Stillwater's iconic Minnesota Zephyr dinner train could be dismantled and trucked away soon if buyers from Iowa or Texas close a deal.
The eight-car train, advertised for sale nationally at $532,000, needs cosmetic and mechanical work after sitting idle for two years, said owner David Paradeau. Two potential buyers -- one who's made an offer -- have emerged recently, he said.
"With a paint job, it could sparkle like the diamond it was in the past," said Paradeau, a longtime marketing executive who in the 1980s built the train into a major attraction that drew customers from a five-state area.
Until its final hurrah on New Year's Eve 2008, the Zephyr offered five-course dinners by candlelight on white tablecloths. Cabaret singers, dressed in period costumes, strolled through five elegant dining cars. In its 23 years of operation, more than 1 million customers went to Stillwater for a romantic journey on a train that rumbled over the tracks for three hours.

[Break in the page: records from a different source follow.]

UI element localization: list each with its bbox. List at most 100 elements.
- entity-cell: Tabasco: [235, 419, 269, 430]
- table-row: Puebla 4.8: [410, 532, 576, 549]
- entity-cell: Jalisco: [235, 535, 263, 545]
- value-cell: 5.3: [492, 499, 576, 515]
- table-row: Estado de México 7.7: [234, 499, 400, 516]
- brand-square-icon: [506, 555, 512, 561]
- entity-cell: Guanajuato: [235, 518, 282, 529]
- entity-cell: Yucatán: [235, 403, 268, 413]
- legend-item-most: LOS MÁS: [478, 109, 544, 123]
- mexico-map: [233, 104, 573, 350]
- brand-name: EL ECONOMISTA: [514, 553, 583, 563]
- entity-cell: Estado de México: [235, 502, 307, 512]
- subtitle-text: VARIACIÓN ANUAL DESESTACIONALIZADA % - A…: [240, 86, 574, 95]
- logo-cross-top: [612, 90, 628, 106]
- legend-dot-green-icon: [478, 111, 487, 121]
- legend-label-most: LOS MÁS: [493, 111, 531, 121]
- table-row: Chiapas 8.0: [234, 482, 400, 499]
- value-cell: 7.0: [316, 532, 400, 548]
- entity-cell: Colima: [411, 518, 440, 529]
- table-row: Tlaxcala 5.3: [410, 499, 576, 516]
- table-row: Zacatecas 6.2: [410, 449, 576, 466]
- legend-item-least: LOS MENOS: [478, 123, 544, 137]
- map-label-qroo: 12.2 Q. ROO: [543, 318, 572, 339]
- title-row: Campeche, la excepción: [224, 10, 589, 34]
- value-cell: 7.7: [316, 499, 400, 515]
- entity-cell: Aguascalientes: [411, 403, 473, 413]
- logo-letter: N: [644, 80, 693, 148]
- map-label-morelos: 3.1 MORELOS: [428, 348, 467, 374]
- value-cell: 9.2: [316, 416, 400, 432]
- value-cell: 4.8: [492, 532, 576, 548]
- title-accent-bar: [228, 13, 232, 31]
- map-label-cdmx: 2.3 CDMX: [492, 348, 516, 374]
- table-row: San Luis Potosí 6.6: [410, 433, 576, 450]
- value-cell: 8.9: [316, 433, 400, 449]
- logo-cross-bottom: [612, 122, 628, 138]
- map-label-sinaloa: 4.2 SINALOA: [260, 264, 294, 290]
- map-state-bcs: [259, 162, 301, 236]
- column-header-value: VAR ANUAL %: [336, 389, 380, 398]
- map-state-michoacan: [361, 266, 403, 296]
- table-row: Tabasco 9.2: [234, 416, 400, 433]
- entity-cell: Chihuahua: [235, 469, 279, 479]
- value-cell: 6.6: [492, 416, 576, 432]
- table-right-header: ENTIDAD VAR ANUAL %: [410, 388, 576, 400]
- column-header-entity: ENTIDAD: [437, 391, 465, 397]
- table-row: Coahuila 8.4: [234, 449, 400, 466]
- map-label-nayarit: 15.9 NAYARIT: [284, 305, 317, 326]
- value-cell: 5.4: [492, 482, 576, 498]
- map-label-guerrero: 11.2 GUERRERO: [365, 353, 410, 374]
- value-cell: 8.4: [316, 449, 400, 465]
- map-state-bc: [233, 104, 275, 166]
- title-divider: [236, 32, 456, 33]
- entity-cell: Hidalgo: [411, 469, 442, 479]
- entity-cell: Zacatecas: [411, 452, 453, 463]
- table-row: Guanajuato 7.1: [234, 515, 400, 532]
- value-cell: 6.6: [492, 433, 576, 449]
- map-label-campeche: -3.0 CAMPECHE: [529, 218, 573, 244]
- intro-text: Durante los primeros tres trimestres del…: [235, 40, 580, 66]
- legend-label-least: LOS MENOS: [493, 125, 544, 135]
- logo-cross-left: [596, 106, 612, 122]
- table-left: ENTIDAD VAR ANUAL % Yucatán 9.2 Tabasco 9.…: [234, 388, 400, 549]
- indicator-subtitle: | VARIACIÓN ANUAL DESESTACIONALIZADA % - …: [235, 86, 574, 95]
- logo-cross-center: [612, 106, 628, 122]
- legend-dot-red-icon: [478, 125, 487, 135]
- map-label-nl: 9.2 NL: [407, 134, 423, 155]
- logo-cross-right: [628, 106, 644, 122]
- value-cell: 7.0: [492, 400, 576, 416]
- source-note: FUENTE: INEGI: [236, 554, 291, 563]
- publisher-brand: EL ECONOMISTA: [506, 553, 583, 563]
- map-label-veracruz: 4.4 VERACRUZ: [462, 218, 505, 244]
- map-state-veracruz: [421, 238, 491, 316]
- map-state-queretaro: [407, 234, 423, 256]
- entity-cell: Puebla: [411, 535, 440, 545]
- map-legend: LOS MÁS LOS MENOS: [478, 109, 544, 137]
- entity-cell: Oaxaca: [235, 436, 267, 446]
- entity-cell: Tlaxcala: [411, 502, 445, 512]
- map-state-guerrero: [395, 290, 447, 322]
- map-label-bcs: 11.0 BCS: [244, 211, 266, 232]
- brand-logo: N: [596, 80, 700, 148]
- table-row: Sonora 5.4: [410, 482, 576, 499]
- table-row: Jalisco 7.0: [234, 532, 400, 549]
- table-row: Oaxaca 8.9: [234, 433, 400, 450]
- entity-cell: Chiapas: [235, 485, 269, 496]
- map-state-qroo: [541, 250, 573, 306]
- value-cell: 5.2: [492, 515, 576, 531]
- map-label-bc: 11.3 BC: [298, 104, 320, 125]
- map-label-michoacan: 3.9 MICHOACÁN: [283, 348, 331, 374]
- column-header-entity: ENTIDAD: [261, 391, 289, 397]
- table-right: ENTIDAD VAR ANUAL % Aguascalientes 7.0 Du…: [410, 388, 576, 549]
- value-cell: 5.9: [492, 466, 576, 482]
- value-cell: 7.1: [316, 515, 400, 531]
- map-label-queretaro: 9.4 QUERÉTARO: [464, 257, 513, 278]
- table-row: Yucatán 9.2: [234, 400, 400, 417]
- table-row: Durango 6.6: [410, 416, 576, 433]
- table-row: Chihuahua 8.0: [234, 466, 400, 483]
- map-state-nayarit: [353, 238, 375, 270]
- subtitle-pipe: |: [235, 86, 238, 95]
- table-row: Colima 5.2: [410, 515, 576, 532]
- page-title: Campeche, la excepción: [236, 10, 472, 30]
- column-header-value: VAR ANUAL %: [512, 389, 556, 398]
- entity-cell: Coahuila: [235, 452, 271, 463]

Paradeau said he's selling the train at a reduced price because a buyer could expect to pay $150,000 to haul the train out of Stillwater on flatbed trailers. Upgrading the train's appearance and mechanics for use on a mainline railroad would cost another $100,000, he said. He has contracted with a Missouri company, Ozark Mountain Rail Cars, to sell the Zephyr.
"There's been a fair amount of interest in the train," said Ozark owner John Suscheck. The Zephyr, he said, is one of two complete dinner trains now on the market nationwide. "It's a nice train set. There are some very historic cars there."
The Zephyr with its three bars, three kitchens and the popular Grand Dome with 80 feet of glass, once was valued at more than $1.25 million, Paradeau said, but it wasn't always a show train. He bought one of the 1951 locomotives in Denver, another in Kansas City. He converted a baggage car from Duluth into a power car that ran the Zephyr's electricity. Four other cars came from Iowa, and the Grand Dome, built in 1938 for the Southern Pacific railroad, was purchased in California.
All of the cars were brought into Stillwater on train tracks that no longer exist. To remove the train a buyer would have to separate each car from its wheel assembly and truck the pieces to a rail line where the train could be transported to its new home, Paradeau said.